There are scientific reasons for this, of course. Your body can only absorb so much water at a time. Drinking water throughout the day maximizes the body’s ability to absorb what it needs. If you drink it all at once, your body can’t use it all — and that means more trips to the bathroom.
It’s also a good idea to drink water about 30 minutes before each meal. Your body will get the hydration it needs, which is likely to curb hunger and help you eat less!
And, if you exercise, hydrate before and after your workout. When I first started drinking water and exercising, I learned that a half cup of water about 30 minutes before a workout was a good formula for me. My muscles got the water they needed, but my bladder didn’t get overwhelmed. (If you know what I mean.) After your workout, drink a full glass of water to help with muscle recovery and to offset fatigue and pain.
How much water should you drink each day?
Generally, people should drink two liters of water each day. That’s the equivalent of one 2 liter bottle of soda! That’s essentially 8 cups of water or 4 16 oz. bottles of water each day.
An easy calculator (because people are not one size fits all) is to take your weight and multiply it by 50%. That’s how many ounces of water you need each day. You can divide that number of total ounces by 8 to determine how many cups of water you should drink each day.
If you’re active, you’ll need more than this. A general recommendation is to add 12 oz. of water for every 30 minutes of exercise — which includes hiking, yard work, and even house work!
For specifics based on your height, weight, activity level and even the temperature, there are many calculators online to determine exactly how much water you should drink each day.
What are the best ways to increase your daily water intake?
When you consider all the benefits of water, it only makes sense that a quest for healthier living starts with drinking more water.
The best ways to increase your daily water intake include:
- Increase how much water you drink each day incrementally. Don’t jump from none to 2 liters. Your body won’t know what to do with that! Instead, increase your daily water intake by 8 oz. every three days until you get to the best amount for you. If you aren’t much of a water drinker, taking it slow will help!
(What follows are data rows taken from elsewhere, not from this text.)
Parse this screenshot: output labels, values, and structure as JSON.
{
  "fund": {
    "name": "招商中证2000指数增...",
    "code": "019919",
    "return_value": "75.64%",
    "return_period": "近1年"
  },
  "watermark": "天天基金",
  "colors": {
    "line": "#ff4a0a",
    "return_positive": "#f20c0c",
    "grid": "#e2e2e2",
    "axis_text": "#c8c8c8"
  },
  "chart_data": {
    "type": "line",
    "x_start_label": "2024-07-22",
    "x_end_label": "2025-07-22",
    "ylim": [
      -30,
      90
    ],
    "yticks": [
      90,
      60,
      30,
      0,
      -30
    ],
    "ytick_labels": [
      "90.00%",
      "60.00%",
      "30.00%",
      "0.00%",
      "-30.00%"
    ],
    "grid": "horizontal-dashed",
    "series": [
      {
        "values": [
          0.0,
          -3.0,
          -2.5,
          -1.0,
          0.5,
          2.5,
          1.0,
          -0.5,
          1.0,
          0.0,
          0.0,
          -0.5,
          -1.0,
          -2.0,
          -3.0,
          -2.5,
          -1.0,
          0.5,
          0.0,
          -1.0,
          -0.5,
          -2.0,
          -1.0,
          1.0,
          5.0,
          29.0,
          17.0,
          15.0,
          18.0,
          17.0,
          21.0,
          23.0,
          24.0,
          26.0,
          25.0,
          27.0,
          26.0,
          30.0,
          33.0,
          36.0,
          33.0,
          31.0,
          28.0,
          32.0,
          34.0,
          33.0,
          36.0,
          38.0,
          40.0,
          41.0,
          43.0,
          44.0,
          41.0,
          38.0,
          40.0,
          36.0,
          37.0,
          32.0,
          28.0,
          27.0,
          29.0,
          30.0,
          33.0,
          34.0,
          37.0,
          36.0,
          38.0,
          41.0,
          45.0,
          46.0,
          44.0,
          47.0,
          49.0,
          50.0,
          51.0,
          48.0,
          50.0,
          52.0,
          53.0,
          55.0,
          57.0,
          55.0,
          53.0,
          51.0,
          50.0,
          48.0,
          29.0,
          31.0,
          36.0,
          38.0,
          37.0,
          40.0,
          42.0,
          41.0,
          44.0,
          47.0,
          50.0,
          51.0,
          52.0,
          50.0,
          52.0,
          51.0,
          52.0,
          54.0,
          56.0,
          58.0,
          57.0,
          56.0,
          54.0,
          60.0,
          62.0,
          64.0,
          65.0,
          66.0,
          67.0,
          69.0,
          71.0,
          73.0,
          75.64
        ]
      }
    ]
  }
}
- Days 1-3: Add 8 oz. of water to the amount you currently drink. Spread it out — adding half a cup in the morning and half a cup before lunch.
- Days 4-6: To your new total, add 8 oz. more. Spread it out — adding half a cup mid-morning and half a cup before dinner.
- Days 7-9: Add 8 oz. more. An easy way to do this is to increase your morning cup of water and the amount you drink before lunch.
- Days 10+: Keep adding a cup of water every three days until you are drinking what your body needs.
- Drink water earlier in the day. Getting your water in is a lot easier if you start early in the day (like when you wake up) and don’t guzzle it all before bed (so you don’t need bathroom breaks).
- Track your water intake. Honestly, it’s really hard to keep up with how much water to drink if you don’t track it somehow. You can use a fitness tracker or fitness app if you have one. Or you can go “old school” with our handy chart!
- Use a marked water bottle to keep track! I love this “motivational” water bottle that includes marks to track water consumption by time of day AND encouraging messages!
Have I convinced you about the benefits of water? Are you ready to take the plunge toward healthier living? I sure hope so!